Entre tantos títulos afines a un mismo espíritu, que invitan a conocer o redescubrir el contenido que apadrinan, destaca siempre la sumatoria de ciertos mosqueteros al servicio de un reino, a la sombra de un cardenal y unidos por un lema (que aquí no aparece), se adapte cuando se adapte e independientemente de quien lo emprenda.
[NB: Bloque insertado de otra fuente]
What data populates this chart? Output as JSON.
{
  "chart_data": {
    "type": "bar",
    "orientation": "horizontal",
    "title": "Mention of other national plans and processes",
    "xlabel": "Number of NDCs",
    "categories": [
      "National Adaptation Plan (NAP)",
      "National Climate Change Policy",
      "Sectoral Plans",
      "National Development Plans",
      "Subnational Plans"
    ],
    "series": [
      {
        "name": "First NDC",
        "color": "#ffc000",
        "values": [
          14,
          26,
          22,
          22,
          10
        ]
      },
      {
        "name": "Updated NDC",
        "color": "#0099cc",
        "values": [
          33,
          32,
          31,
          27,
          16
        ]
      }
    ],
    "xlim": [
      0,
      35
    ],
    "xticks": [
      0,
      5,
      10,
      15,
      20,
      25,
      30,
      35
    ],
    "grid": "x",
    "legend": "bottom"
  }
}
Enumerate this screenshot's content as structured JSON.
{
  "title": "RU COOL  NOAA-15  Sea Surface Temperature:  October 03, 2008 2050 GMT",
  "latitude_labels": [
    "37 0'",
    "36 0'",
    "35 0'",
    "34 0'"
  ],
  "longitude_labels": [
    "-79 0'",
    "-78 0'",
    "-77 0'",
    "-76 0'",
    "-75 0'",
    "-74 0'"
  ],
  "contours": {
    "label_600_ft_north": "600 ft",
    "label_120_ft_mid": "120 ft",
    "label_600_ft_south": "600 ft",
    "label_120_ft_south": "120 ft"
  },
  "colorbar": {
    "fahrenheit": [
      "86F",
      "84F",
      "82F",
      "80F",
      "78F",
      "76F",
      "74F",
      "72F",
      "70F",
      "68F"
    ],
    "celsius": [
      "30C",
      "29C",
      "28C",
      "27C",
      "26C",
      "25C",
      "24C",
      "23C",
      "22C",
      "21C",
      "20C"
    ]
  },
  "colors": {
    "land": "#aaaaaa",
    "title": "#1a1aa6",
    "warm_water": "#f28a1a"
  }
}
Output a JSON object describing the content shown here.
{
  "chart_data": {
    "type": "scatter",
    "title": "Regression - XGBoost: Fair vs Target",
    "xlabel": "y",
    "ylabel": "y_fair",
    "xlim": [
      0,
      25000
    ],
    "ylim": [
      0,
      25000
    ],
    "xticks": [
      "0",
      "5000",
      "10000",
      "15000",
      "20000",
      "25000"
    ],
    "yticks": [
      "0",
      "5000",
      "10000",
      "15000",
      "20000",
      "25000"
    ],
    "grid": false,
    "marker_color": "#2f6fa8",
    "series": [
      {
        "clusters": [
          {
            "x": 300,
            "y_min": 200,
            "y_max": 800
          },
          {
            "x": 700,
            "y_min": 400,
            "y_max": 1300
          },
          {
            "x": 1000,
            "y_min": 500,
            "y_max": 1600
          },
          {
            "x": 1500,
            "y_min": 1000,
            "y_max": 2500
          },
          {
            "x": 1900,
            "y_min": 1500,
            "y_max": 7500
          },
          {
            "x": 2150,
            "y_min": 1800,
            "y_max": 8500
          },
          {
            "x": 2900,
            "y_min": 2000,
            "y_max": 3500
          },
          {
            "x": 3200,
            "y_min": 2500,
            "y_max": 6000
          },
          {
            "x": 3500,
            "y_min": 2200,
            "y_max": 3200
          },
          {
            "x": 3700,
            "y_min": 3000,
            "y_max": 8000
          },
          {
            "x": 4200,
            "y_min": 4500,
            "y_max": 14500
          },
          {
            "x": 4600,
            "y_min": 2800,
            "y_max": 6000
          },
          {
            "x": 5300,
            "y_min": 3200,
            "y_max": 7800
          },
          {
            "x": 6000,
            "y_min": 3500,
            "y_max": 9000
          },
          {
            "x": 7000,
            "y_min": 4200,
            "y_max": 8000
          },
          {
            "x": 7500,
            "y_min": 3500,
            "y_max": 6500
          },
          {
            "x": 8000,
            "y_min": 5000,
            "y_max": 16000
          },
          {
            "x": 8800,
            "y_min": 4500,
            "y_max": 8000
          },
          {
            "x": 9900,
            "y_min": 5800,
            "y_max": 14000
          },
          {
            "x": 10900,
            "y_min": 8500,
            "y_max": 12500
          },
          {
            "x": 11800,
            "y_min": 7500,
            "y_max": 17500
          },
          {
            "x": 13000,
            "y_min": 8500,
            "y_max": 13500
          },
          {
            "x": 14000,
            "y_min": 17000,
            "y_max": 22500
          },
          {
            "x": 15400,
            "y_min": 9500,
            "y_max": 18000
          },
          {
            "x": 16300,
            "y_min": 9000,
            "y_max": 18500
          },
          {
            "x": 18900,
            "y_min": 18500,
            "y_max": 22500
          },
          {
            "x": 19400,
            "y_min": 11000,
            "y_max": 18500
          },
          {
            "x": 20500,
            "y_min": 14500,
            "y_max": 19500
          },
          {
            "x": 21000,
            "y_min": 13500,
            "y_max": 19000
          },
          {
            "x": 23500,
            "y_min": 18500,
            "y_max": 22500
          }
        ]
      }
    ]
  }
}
Otra cosa es que gusten más o menos los trabajos de gente tan dispar como Fred Niblo, George Sidney, Bernard Borderie, Richard Lester, Stephen Herek, Peter Hyams o Paul W. S. Anderson (quien, no puedo dejar de decirlo, cometió el crimen de poner una dirección artística espléndida y un reparto casi idóneo al servicio de la steampunk más inoportuna).

Aquí, donde la cámara se detiene en primer plano sobre un jadeante D’Artagnan el tiempo suficiente para confirmar que ha matado por primera vez; donde el voraz apetito de Porthos incluye tanto opípara mesa como ambos sexos en la cama, porque a fin de cuentas “un muslo es un muslo”; donde Aramis asume una dureza, así como prominencia en la acción, rara vez asociadas al personaje; donde Athos simpatiza con los hugonotes y ahoga mejor sus penas y es menos autocompasivo que de costumbre; aquí, donde todo se ve más realista y menos glamuroso de lo habitual, la bravía de un guión no impide que, ante el legado de Dumas, el comportamiento de Matthieu Delaporte y Alexandre de La Patelliére sea similar al de los inmortales héroes para con el señor de Tréville: un alto sentido del respeto, más allá de toda irreverencia.

Pronto veremos si la venganza de la misteriosa dama encarnada por Eva Green, de próximo estreno, es también ejecutada con la precisión de una estocada inmortal.